Careful users CAN undertake it - it's not like putting RAM in a MacBook for instance and most will not get the MacMIni cover back on correctly.

John Clay
Dec 14th, 2007, 09:45 AM
I agree with MacDoc. No way it takes 4 minutes. Not 20 minutes either, but at least 10.

screature
Dec 14th, 2007, 10:19 AM
Well we've done dozens and there is NO WAY it takes 4 minutes on an Intel Macmini.

That may well have been possible on the G4 version but there is significant fiddling with the Intel version.

The correct size and well magnetized screwdriver is a must and replugging fan cable and often disconnected airport cable is fiddly as is getting the RAM to seat on the lower slot.

Careful users CAN undertake it - it's not like putting RAM in a MacBook for instance and most will not get the MacMIni cover back on correctly.

OK, wadding into the debate. I have added RAM to both a G4 and MacIntel Mini.

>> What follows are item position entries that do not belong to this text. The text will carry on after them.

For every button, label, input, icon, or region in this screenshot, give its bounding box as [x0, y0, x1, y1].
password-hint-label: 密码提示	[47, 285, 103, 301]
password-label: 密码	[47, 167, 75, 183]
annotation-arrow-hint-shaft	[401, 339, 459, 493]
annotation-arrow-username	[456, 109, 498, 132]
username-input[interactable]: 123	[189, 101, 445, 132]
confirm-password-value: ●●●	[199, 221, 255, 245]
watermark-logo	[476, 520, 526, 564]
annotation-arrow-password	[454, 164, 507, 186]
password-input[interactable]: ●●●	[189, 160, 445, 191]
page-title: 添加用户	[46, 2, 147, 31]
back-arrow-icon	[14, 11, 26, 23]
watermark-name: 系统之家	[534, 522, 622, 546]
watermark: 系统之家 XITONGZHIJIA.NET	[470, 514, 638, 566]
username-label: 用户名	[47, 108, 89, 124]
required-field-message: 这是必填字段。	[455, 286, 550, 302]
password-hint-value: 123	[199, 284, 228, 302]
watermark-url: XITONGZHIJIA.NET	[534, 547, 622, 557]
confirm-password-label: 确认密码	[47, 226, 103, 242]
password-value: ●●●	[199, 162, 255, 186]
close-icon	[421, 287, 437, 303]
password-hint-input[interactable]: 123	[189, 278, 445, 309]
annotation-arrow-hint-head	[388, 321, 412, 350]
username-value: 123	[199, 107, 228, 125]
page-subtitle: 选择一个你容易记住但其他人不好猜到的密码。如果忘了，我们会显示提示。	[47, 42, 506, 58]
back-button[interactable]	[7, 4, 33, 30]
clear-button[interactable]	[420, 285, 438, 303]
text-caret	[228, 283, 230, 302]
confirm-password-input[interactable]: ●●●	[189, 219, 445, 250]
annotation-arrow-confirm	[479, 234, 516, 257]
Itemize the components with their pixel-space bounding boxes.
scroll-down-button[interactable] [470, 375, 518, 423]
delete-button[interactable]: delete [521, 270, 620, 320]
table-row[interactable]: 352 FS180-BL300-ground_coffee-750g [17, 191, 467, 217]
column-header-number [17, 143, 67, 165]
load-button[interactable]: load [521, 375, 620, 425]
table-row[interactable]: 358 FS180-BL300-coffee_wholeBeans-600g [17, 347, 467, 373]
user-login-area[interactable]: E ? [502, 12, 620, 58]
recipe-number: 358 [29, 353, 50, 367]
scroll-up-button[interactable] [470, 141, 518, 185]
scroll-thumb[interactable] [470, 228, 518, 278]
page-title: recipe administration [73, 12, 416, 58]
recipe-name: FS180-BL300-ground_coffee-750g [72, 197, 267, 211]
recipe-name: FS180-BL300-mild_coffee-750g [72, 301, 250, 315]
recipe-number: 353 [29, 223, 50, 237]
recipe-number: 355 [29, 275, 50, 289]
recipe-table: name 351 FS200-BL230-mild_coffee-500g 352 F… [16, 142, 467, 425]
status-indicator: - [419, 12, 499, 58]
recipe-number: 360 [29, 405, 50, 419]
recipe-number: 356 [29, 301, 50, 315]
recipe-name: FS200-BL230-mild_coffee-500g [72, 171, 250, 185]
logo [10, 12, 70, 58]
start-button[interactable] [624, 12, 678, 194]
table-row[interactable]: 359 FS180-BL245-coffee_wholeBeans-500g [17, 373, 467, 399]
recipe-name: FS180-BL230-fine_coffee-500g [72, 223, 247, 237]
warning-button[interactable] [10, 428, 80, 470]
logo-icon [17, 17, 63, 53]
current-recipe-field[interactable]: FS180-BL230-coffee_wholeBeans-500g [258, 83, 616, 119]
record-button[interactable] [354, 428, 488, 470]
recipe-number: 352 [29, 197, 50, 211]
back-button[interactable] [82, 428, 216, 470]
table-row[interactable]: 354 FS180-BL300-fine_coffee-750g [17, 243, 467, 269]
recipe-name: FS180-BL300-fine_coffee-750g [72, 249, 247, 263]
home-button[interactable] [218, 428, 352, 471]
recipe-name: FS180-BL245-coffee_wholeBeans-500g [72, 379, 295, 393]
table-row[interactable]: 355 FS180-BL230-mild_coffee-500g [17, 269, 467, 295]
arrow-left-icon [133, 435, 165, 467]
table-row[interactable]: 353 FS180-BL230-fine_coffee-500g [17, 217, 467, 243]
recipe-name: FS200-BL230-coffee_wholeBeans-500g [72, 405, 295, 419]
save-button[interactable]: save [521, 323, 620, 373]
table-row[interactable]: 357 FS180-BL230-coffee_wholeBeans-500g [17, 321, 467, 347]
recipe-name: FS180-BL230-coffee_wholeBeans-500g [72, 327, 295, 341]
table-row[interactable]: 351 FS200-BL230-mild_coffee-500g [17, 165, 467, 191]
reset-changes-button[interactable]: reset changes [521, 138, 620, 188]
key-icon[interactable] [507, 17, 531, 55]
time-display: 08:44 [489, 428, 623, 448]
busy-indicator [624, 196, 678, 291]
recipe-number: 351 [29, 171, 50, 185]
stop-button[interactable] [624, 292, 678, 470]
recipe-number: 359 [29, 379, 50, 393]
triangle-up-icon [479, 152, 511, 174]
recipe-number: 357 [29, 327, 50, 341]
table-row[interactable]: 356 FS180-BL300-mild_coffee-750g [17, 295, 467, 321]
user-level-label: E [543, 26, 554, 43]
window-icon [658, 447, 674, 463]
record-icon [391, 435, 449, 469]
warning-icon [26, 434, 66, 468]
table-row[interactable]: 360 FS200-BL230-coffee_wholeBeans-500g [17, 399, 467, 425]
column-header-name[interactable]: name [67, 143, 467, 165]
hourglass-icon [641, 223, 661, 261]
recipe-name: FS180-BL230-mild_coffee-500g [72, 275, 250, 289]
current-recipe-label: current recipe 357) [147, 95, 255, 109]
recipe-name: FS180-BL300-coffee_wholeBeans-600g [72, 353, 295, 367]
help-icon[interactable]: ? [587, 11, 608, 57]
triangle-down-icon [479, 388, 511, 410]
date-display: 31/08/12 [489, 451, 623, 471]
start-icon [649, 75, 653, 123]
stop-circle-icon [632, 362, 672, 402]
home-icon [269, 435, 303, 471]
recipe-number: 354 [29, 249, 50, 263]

Is it EASY? No. Is it HARD? No. The main thing that it takes is confidence and I think the easiest way to develop that confidence is to watch it being done step by step. The easiest way to do that that I have found is by watching a video. The one that I used in both cases was found at the OWC website and I say kudos to them for doing so. They sell the RAM, they provide the service of installing it for you and they provide you with a free instructional video if you want to take on the task of doing it yourself. The videos can be found here (http://eshop.macsales.com/shop/mac-mini/). It is provided in different sizes to accommodate different bandwidths.

It is definitely more involved to install RAM in the MacIntel Mini. However I think the most difficult thing for most people will be "cracking" open the case. Not necessarily because it is really all that hard but because of the fear of damaging or breaking the case and it doesn't help that in order to open it sounds like you ARE breaking it. Not to worry as you will see and hear in the video those sounds are normal. Once you are inside you do have to be careful, somethings are relatively deliacte. However I disagree with what MacDoc says about the necessity of a magnetized screw drive. I did mine without one. Would it have made the job easier? Yes. But it not essential. Doc is right though about seating the RAM it takes more force than you might think to fully seat it and it is an absolute must to make sure it is all the way home.

Doc, I usually agree with your commentary however I can't see where you could possibly know that "most will not get the MacMIni cover back on correctly." Simply put, you cannot possibly quantify what "most" people will or will not do, only what they have already done. Even at that I doubt that you would have any statistics to back up your statement, if you had stated most people don't get the case back on correctly.

It isn't that hard. In my experience it is a heck of lot easier getting the case back on than it is taking it off.

I think that if anyone is thinking about replacing the RAM in their Mini watch the video and if afterwards you think "Hey I can do that" then go for it. If after watching the video you feel nervous and doubtful, then get a tech to do it for you.

(( p g ))
Dec 14th, 2007, 10:37 AM
Is it EASY? No. Is it HARD? No.

And is it worth the $60 to have peace of mind that I'm not gonna honk my beloved Mac Mini by doing something I'm not supposed to while digging for RAM?

Uh. Yeah.

That's just me, mind you. But after reading this thread, there's no way I'd venture to do this on my own.

MacDoc
Dec 14th, 2007, 11:35 AM
If you got that front right screw in without a magnetic screw driver you were very lucky. It's in no way a self guiding design.

I ignored cracking the case because either they get it off or they chicken out at that point

WE don't get the case on right the first time most often.

Darien Red Sox
Dec 14th, 2007, 12:46 PM
Try this website for a video
Tech Center at OtherWorldComputing.com (http://eshop.macsales.com/tech_center/installation.cfm)

zlinger
Dec 14th, 2007, 03:29 PM
I added RAM into my Mac Mini without any problems. The key is to go slowly and review pictures and videos found on the web. The hardest part was opening the case. I used the putty knife methods as suggested... Also, not to change the subject... I read somewhere there is a hack to upgrade the processor (desoldering and replacement?) -- don't think I will try this one.